Suppression subtractive hybridization. Male wild-type and Apc^14/+ mice were killed at 5 months old. We harvested 20 adenomas from the duodenum and colon of six Apc^14/+ mice. Normal duodenum and colon tissues were harvested from wild-type mice. Total RNA and mRNA samples from murine adenomas and wild-type tissues were isolated with Trizol reagent (Invitrogen, San Diego, CA) and a poly(A⁺) mRNA isolation kit (Ambion, Austin, TX) according to the manufacturer's protocol. Subtractive hybridization with mRNA samples from tumor-bearing intestine and normal intestine, and subsequent differential screening were carried out using the PCR-Select cDNA subtraction kit and the PCR-Select differential screening kit (Clontech, Palo Alto, CA), according to the manufacturer's protocols. For each subtracted cDNA library (duodenum and colon) 4,000 clones were plated and 96 recombinant clones for each library were randomly picked and sequenced. BLAST search of the gene database was used to analyze sequence homologies.

Northern blotting. Experimental samples for Northern blotting were collected from Apc^14/+ mice and wild-type mice. Total RNA was isolated using Trizol (Invitrogen). For each sample, 10 µg of total RNA was electrophoresed through 1% agarose-6% formaldehyde gel. The RNAs were transferred to Hybond N+ membranes and hybridized with the corresponding ³²P-labeled probes.

In situ hybridization. Immediately after killing the mouse, the entire gastrointestinal tract was removed, splayed open along its length, fixed in 10% formol and then rolled up from the proximal to distal end to form a Swiss roll. In situ hybridization was carried out on 7 µm slices of the paraffin-embedded Swiss rolls. SSH library clones were subcloned in PGEMT. Digoxigenin-labeled RNA probes were prepared by in vitro transcription with the digoxigenin RNA labeling kit (Roche, Meylan, France) using T7 or Sp6 RNA polymerases. Sections were incubated overnight at 68°C in the prehybridization buffer containing 200 ng/mL of digoxigenin-labeled RNA probe. Immunodetection of the hybridized probe was carried out using an anti-digoxigenin antibody (Roche, 1/4,000).

Immunohistochemistry. Five-micrometer sections of the paraffin-embedded Swiss roll were cut and treated with 3% hydrogen peroxide. The antigen was retrieved by treating the sections with citrate buffer (pH 6) in a microwave pressure cooker. We used polyclonal primary antibodies directed against Ifitm3 (1/50, provided by M.A. Surani, University of Cambridge, United Kingdom), and monoclonal primary antibodies directed against ß-catenin (1/100, BD Biosciences).

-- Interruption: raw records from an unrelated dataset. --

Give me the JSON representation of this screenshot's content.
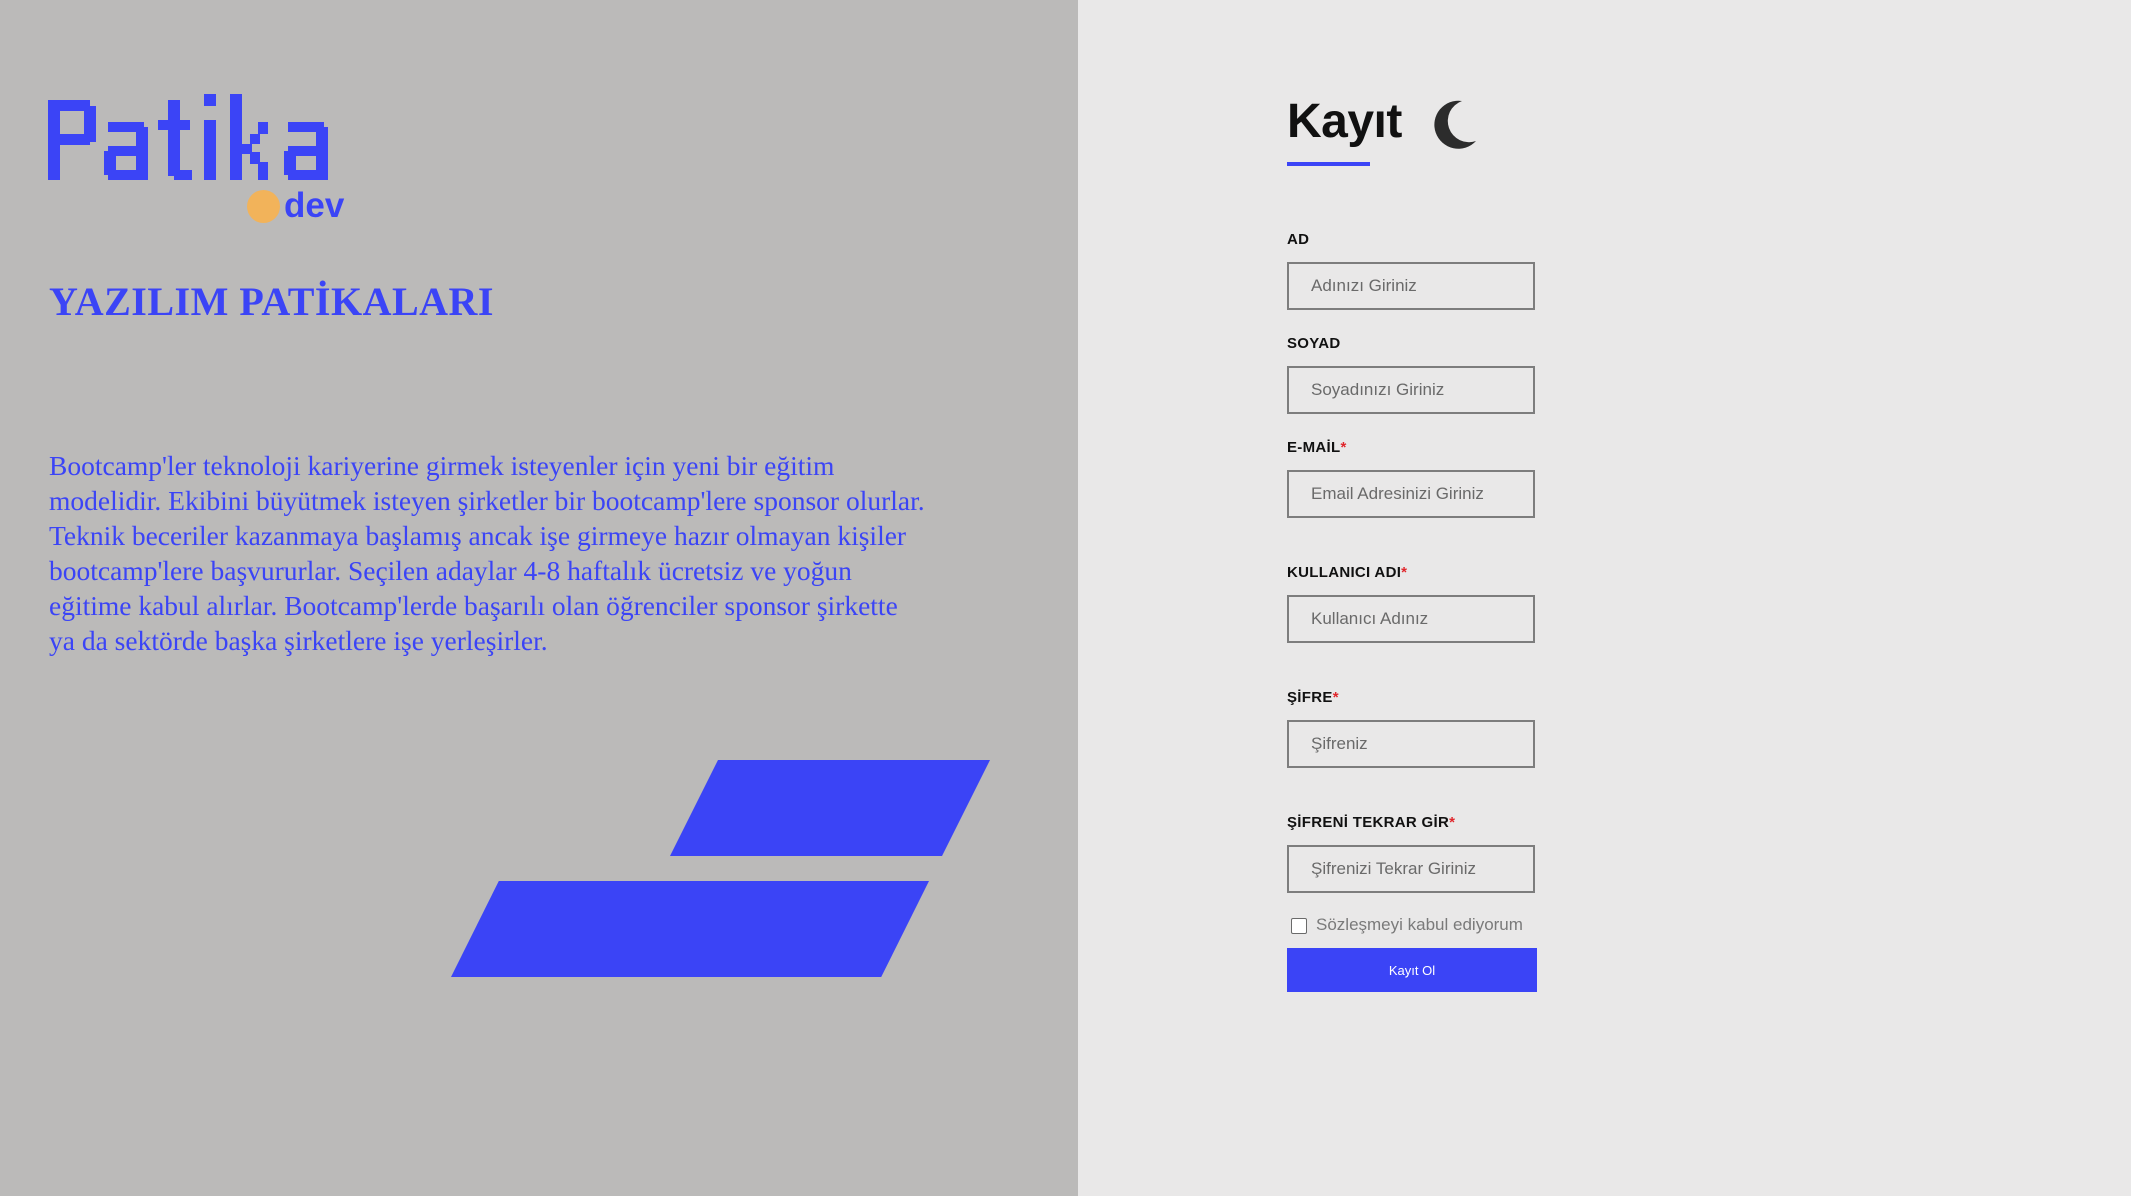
{
  "brand": {
    "logo_text": "Patika",
    "logo_sub": "dev",
    "accent_color": "#3b44f6",
    "dot_color": "#f2b35a"
  },
  "left": {
    "heading": "YAZILIM PATİKALARI",
    "paragraph": "Bootcamp'ler teknoloji kariyerine girmek isteyenler için yeni bir eğitim modelidir. Ekibini büyütmek isteyen şirketler bir bootcamp'lere sponsor olurlar. Teknik beceriler kazanmaya başlamış ancak işe girmeye hazır olmayan kişiler bootcamp'lere başvururlar. Seçilen adaylar 4-8 haftalık ücretsiz ve yoğun eğitime kabul alırlar. Bootcamp'lerde başarılı olan öğrenciler sponsor şirkette ya da sektörde başka şirketlere işe yerleşirler."
  },
  "form": {
    "title": "Kayıt",
    "theme_toggle_icon": "moon-icon",
    "fields": [
      {
        "label": "AD",
        "required": false,
        "placeholder": "Adınızı Giriniz"
      },
      {
        "label": "SOYAD",
        "required": false,
        "placeholder": "Soyadınızı Giriniz"
      },
      {
        "label": "E-MAİL",
        "required": true,
        "placeholder": "Email Adresinizi Giriniz"
      },
      {
        "label": "KULLANICI ADI",
        "required": true,
        "placeholder": "Kullanıcı Adınız"
      },
      {
        "label": "ŞİFRE",
        "required": true,
        "placeholder": "Şifreniz"
      },
      {
        "label": "ŞİFRENİ TEKRAR GİR",
        "required": true,
        "placeholder": "Şifrenizi Tekrar Giriniz"
      }
    ],
    "required_marker": "*",
    "checkbox_label": "Sözleşmeyi kabul ediyorum",
    "checkbox_checked": false,
    "submit_label": "Kayıt Ol"
  }
}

Collection of patient samples. Five primary colorectal adenomas and corresponding normal tissue were collected at the Hotel-Dieu and Cochin Hospitals (Paris, France). Ten primary colorectal cancers and adjacent tissue were collected at the Laennec Hospital (Paris, France) and have been previously described (11).

Real-time quantitative reverse transcription-PCR analysis. For reverse transcription-PCR, 2 µg of total RNA was reverse-transcribed using Superscript II RNase H RT (Invitrogen) and random hexamers. Real-time quantitative reverse transcription-PCR was carried out with a LightCycler instrument using the LightCycler FastStart DNA Master SYBR Green I kit (Roche Diagnostics). Quantification was carried out in duplicate and expressed relative to 18s rRNA. For human samples, data are expressed as the ratio of gene expression levels in the adenoma or carcinoma to gene expression levels in the corresponding normal tissue. For mice samples, gene expression levels were expressed relative to wild-type small intestine. For HT29 cells, we used the gene expression level in nontreated HT29-APC for calibration. The sequences of the primers are available in the supplemental data.

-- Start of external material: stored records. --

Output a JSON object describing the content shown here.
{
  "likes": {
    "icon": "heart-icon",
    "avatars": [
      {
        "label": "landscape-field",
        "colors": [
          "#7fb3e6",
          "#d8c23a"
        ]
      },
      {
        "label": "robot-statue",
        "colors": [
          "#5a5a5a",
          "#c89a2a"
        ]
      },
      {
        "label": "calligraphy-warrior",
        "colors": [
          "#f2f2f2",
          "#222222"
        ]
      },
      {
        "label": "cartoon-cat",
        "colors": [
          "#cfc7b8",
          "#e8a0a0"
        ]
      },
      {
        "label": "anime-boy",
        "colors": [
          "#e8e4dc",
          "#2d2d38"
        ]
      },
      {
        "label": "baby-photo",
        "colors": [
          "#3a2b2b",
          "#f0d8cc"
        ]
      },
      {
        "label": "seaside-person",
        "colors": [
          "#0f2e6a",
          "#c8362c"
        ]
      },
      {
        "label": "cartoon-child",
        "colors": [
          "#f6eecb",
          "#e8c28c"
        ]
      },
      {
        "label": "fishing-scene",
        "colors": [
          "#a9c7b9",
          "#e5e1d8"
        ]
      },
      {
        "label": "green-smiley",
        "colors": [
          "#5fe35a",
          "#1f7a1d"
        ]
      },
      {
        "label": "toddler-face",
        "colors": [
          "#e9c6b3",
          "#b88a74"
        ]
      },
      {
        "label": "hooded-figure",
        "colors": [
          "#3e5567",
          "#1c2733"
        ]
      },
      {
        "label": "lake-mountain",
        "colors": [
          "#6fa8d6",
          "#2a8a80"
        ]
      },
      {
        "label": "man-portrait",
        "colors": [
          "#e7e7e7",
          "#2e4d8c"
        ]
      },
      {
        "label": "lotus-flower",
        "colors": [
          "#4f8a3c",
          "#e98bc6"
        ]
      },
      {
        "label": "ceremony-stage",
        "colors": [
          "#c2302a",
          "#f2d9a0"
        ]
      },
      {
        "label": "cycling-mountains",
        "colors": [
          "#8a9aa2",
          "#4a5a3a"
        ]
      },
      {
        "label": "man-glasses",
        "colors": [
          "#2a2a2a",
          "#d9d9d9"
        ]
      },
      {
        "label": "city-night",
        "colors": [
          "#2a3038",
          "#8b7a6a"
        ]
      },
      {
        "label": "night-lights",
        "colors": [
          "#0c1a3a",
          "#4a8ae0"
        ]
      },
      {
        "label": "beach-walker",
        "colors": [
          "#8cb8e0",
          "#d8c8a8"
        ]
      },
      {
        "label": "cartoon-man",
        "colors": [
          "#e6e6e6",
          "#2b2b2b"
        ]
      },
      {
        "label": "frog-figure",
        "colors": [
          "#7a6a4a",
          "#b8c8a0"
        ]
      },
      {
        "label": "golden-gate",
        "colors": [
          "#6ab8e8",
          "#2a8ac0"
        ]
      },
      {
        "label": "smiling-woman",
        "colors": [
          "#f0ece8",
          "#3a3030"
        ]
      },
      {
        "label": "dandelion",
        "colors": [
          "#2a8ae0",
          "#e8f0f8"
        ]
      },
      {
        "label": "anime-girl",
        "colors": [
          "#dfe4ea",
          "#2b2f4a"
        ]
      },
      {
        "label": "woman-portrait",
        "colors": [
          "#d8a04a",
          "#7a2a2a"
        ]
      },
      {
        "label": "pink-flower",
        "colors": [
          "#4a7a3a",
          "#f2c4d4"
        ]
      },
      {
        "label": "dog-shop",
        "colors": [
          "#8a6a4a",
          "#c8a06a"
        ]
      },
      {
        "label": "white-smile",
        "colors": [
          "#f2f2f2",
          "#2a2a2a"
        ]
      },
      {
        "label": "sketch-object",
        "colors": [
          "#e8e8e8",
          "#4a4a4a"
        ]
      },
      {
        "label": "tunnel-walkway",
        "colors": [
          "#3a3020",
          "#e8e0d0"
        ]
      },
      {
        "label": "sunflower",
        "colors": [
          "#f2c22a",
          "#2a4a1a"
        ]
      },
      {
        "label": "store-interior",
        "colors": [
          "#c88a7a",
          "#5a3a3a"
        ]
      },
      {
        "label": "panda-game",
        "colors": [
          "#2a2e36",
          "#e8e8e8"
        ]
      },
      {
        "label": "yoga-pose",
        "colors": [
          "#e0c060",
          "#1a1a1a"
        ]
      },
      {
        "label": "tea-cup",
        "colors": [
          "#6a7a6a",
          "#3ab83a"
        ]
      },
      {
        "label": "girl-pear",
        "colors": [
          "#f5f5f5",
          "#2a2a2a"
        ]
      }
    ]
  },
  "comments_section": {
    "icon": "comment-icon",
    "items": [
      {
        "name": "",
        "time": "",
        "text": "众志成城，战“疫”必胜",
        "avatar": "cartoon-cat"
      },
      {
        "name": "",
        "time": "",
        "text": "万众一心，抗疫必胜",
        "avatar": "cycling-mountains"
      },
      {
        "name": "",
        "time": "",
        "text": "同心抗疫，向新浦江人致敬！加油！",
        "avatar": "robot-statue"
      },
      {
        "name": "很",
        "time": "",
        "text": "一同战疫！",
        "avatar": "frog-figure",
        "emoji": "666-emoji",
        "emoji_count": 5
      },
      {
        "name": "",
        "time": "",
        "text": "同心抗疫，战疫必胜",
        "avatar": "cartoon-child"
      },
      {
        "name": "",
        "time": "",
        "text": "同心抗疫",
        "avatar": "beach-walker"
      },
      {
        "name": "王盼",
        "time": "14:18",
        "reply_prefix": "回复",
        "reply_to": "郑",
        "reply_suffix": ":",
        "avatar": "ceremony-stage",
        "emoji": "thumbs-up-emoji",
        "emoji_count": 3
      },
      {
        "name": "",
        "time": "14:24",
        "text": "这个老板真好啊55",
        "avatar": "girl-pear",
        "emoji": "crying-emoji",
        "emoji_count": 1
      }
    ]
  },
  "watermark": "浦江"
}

Cancer profiling arrays. A human cDNA probe which recognized IFITM1, IFITM2, and IFITM 3 was obtained by reverse transcription-PCR (corresponding to 294-495 bp of the human IFITM1 gene, National Center for Biotechnology Information accession no. NM_003641.2) and then subcloned. The cancer profiling array membrane (7847-1; Clontech) was hybridized with the ³²P-labeled IFITM cDNA probe according to the manufacturer's protocol. For normalization, the filter was hybridized with a human ubiquitin probe (Clontech). For quantification, the filter was scanned and the spots were analyzed with Image J software.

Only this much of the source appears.